Land movement prompts question: Was the city sufficiently skeptical?The land movement in Astoria's Uppertown is a slowly unfolding tragedy of considerable proportions. The testimony of dislocated homeowners at Monday's meeting of the Astoria City Council was heart rending.
This story is so fraught with emotion that it will be difficult in the months ahead to think clearly about the future. But someone at the city must look ahead, replay the events that led to this situation in Uppertown and implement policy changes.
No one has asserted that the city of Astoria caused this problem. At the same time, the city's managers must not play the role of innocent bystander.

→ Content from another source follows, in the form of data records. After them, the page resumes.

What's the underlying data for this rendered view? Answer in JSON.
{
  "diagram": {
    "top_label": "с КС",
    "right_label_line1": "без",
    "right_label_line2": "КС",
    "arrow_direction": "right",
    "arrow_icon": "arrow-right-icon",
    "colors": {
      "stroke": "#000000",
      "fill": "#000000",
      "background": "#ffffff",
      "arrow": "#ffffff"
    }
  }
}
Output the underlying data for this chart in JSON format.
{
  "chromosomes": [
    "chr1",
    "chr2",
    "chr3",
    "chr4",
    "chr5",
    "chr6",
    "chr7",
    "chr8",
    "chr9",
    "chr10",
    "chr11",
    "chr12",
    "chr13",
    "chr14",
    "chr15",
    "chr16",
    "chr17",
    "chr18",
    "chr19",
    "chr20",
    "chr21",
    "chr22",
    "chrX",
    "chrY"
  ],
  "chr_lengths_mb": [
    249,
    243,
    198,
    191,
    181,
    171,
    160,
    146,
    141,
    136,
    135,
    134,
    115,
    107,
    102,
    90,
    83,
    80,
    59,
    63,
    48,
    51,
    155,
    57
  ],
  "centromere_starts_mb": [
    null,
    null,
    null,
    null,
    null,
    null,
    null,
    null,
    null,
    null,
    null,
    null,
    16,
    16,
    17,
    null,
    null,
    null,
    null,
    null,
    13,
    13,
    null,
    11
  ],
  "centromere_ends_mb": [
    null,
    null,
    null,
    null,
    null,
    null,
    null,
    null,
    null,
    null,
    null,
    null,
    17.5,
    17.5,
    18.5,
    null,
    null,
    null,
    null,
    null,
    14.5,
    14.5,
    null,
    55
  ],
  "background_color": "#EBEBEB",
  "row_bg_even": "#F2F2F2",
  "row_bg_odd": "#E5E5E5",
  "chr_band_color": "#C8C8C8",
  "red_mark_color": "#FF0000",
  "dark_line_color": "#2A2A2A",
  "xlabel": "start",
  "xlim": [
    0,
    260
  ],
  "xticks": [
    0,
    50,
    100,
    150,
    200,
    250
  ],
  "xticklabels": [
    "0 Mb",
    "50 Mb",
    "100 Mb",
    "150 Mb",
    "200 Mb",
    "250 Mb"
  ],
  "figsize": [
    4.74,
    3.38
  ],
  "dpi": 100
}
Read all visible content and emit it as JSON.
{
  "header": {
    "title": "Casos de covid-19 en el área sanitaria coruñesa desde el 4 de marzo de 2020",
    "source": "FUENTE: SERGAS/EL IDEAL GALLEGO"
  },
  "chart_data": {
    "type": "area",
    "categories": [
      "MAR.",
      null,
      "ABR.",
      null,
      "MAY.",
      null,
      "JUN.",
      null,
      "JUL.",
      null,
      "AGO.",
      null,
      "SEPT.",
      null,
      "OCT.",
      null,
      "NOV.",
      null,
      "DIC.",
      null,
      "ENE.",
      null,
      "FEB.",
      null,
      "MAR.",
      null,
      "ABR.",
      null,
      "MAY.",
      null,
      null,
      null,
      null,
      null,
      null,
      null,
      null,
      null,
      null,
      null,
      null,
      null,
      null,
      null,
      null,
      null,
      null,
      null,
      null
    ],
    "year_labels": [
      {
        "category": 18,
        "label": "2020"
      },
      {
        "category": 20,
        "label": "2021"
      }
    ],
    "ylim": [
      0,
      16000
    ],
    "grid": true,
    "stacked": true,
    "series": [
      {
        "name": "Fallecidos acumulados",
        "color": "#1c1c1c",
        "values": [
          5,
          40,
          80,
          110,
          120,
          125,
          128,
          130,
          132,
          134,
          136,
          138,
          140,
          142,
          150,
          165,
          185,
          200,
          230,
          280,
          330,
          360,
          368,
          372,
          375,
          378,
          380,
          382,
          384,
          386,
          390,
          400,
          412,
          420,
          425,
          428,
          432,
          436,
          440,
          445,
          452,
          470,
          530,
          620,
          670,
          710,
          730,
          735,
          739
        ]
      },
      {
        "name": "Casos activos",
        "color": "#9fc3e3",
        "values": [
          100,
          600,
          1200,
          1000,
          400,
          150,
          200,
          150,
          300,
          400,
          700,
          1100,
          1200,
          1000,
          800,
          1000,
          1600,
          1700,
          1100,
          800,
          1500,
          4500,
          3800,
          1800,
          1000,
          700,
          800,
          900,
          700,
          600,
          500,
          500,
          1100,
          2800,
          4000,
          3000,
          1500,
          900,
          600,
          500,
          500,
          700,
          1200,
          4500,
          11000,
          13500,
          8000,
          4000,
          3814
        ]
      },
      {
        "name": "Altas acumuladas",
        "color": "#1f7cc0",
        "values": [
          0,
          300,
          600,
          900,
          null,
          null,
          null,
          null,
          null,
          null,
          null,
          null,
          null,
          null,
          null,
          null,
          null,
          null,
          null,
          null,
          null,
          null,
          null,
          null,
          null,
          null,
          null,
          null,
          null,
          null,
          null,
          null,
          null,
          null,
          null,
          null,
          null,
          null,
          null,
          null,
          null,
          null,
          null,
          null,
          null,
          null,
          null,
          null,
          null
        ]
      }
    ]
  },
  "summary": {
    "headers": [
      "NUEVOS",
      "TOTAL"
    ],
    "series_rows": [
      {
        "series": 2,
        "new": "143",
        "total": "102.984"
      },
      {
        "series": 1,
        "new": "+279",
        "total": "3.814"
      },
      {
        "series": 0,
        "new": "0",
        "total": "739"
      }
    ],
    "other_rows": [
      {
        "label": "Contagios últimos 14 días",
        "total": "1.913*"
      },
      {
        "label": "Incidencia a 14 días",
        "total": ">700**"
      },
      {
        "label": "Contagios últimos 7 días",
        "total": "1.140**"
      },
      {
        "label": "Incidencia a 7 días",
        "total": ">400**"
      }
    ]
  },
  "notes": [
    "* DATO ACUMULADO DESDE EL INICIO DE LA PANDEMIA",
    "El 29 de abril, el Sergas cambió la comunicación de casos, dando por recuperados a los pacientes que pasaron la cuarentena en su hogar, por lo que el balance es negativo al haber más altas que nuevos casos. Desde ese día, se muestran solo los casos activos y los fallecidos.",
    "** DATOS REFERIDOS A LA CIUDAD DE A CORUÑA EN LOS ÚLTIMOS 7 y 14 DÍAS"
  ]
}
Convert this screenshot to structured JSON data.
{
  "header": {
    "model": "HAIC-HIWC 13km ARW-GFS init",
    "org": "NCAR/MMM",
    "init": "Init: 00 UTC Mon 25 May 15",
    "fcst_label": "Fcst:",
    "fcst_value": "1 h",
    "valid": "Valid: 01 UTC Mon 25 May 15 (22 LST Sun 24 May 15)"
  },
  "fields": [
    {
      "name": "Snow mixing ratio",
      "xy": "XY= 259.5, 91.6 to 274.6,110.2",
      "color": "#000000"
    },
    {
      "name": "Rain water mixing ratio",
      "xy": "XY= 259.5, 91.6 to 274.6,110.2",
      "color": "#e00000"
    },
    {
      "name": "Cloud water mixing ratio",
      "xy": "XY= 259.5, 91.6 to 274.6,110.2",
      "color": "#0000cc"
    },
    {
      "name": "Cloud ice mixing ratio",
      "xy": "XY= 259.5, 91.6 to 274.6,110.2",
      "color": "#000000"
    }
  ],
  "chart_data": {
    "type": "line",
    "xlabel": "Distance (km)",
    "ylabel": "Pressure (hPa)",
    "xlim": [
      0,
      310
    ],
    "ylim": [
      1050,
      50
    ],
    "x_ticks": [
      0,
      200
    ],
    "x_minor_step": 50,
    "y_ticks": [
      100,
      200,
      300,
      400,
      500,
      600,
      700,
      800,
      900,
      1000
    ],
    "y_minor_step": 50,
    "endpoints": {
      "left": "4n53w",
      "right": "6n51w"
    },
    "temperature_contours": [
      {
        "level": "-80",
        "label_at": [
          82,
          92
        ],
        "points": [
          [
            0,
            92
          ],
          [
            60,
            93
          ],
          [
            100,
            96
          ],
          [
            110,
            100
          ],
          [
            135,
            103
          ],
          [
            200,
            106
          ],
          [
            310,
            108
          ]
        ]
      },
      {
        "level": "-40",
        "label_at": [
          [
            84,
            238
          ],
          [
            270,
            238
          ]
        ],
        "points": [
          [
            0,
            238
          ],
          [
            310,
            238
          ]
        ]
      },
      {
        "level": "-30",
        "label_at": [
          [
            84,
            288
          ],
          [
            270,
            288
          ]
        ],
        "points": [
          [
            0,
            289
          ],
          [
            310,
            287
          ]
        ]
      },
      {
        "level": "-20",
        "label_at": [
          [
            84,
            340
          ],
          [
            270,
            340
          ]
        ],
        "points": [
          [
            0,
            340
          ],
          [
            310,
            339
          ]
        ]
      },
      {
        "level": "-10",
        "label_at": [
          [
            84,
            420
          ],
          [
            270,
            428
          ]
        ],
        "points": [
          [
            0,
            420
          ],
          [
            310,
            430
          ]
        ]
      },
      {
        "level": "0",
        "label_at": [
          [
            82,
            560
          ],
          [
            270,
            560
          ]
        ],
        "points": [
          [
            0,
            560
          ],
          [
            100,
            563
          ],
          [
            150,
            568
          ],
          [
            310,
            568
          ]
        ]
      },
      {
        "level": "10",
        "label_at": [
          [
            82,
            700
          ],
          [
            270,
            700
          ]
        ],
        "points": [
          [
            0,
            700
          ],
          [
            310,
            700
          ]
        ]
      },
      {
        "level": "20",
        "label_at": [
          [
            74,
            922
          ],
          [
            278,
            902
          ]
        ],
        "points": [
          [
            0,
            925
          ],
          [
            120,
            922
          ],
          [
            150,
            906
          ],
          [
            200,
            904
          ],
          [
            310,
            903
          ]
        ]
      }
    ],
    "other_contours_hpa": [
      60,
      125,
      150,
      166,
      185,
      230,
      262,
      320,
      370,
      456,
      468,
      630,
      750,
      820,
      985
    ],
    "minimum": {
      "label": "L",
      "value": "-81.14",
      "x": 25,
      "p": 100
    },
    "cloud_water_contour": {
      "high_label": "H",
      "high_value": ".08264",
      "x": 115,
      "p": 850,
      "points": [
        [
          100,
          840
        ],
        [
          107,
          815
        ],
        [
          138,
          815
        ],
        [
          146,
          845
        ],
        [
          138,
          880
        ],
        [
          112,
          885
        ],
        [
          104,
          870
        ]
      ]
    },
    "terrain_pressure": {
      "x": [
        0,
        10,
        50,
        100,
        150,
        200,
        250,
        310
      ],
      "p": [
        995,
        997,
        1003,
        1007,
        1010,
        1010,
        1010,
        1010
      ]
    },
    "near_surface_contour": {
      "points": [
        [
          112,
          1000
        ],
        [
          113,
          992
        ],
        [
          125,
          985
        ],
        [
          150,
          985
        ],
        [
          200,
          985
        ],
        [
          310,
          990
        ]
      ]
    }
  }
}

For many of us who are not geologists, there is an essential question of whether the city's Public Works or Engineering departments were sufficiently skeptical of a major excavation planned at the foot of a hill in a city with a history of landslides. And was the city's policy of requiring approval of excavations in previous slide areas sufficient?
The eventual settlement of the costs of this catastrophe will be sorted out in court. But if the city is not brutally honest about how its managers performed, we will be no better off when the damages have been allocated.
There is a pressing question of whether city government could pronounce judgment on itself. Given that limiting factor, it might make sense for the mayor and council to appoint a commission of outsiders, just as a private corporation would bring in auditors to sort out a mess.